Les objectifs pédagogiques et opérationnels qui en découlent concernent alors :

  1. L’identification des principaux habitats naturels présents dans les écosystèmes continentaux paléarctiques (régions septentrionales, hors biomes tropicaux) et être capables de les décrire (dynamique des milieux, fonctionnement global, présence d’espèces patrimoniales…).
  2. L’identification des fonctionnalités écologiques des milieux et la mise en place d’une évaluation de leur état de conservation.
  3. Les orientations en termes de mesures de gestion à préconiser, appliquées aux différents milieux référencés en fonction de l’état de conservation détecté.

Identification et description des principaux habitats naturels

Dans un premier temps et de manière primordiale pour bien identifier les différents milieux existants en contexte continental, cette unité d’enseignement débute sur la prise en main des notions de classification et de caractérisation des habitats. Pour ce faire, les classifications et outils en vigueur sont étudiés et mis en pratique, à savoir le Code Corine Land Cover (classification des habitats français) et le code Eunis (classification des habitats européens). Ces classifications listent les différents habitats présents, selon la région considérée, et décrivent précisément les composantes de cet habitat (cortèges floristiques et faunistiques caractéristiques). Ces outils sont très importants à connaître parce que ce sont ceux utilisés classiquement dans toute expertise naturaliste pour caractériser les habitats.

À ce titre, des exercices et apports de connaissances sont fournis dans le cadre de cette unité d’enseignement pour connaître les cortèges floristiques permettant l’identification de ces habitats et finalement pourvoir les caractériser et leur attribuer un code, similaire à ceux que l’on peut retrouver dans ces classifications.

Bien que la caractérisation des habitats puisse se réaliser en considérant uniquement les cortèges floristiques présents par milieux, l’approche phytosociologique (associations d’espèces floristiques) est plus rigoureuse et scientifique. Ainsi, une initiation à cette science complexe et particulière et également effectuée ici.

Identification des fonctionnalités écologiques par milieux et évaluation de l’état de conservation

Les milieux sont ensuite traités de façon systémique. Sont ainsi considérés ici les milieux associés à l’eau douce, à savoir les milieux fluviatiles (cours d’eau), lacustres (lacs) et lagunaires (lagunes du littoral). À cela se rajoute les milieux forestiers, les milieux agro-pastoraux (garrigues, prairies, pelouses) et les milieux plutôt humides de types tourbière ou lande.

Pour chacun de ces milieux, les enseignements portent sur la connaissance et la compréhension des fonctionnalités écologiques : Comment le milieu fonctionne-t-il ? Quelle est sa dynamique et son évolution probable, sans intervention de l’Homme ? Quel est le cortège floristique et faunistique associé ?

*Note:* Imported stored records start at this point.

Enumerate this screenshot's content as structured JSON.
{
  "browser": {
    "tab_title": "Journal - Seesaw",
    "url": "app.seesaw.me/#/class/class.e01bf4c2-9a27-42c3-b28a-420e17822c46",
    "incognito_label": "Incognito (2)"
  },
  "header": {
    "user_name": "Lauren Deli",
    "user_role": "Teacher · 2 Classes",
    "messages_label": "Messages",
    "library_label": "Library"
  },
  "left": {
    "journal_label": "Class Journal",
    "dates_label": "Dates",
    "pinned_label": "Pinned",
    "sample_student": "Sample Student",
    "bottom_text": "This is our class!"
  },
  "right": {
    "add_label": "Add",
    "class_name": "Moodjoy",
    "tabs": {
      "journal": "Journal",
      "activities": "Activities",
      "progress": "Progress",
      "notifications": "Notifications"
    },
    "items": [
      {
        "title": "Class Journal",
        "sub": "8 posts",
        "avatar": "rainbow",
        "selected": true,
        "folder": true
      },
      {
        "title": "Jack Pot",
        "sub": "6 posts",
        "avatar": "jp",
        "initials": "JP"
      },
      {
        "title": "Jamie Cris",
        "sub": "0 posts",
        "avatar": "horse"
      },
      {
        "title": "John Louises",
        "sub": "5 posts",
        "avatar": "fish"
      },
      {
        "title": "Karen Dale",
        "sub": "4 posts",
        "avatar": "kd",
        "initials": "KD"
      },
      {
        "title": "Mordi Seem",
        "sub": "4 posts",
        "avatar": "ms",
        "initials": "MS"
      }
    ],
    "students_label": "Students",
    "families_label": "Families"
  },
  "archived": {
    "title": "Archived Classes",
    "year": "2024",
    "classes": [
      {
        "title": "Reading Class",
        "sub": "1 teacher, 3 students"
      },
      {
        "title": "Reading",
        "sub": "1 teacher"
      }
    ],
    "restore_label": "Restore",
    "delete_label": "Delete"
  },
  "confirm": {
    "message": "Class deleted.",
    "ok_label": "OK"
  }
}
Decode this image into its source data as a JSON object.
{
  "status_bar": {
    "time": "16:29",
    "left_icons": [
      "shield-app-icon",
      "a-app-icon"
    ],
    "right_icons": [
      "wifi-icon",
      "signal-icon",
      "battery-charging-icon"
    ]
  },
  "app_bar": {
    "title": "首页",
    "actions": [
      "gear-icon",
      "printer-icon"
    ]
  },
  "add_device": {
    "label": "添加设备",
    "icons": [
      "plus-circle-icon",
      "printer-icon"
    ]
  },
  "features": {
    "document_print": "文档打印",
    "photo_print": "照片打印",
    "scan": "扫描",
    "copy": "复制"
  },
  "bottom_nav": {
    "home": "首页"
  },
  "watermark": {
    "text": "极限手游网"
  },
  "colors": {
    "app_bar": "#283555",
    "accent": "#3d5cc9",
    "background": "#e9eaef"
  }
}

S’ensuit également une réflexion sur les perturbations, menaces ou pressions pouvant être exercées sur le milieu, en fonction de sa fragilité et de sa rareté par exemple.

Tous ces aspects sont alors considérés pour évaluer l’état de conservation de l’habitat. Si un habitat est considéré comme dégradé, des mesures de gestion sont envisagées pour préserver ce milieu dans un état écologique optimal. Pour cela, cette UE permet de revenir sur les méthodes existantes pour évaluer convenablement l’état écologique ou de conservation des habitats.

Orientation des mesures de gestion appliquées aux différents milieux référencés

Une fois que le milieu a été perçu dans sa globalité, compris dans son fonctionnement et traduit en termes d’état de conservation, des mesures de gestion peuvent être identifiées par milieux afin d’assurer leur préservation. Des préconisations de gestion, indispensables à la biodiversité, sont alors établies en favorisant la résilience de l’écosystème.

Les préconisations de mesures de gestion passent également par la connaissance des acteurs du génie écologique. En effet, les compétences de gestion sont indéniablement liées aux différents types de milieux traités, donc s’orienter vers les acteurs compétents en la matière permet d’assurer une gestion pertinente et pérenne.

Pour ce dernier point, des outils de suivis sont également proposés par les enseignants de cette discipline, ce qui permet de fiabiliser sur le long terme les mesures de gestion mises en place.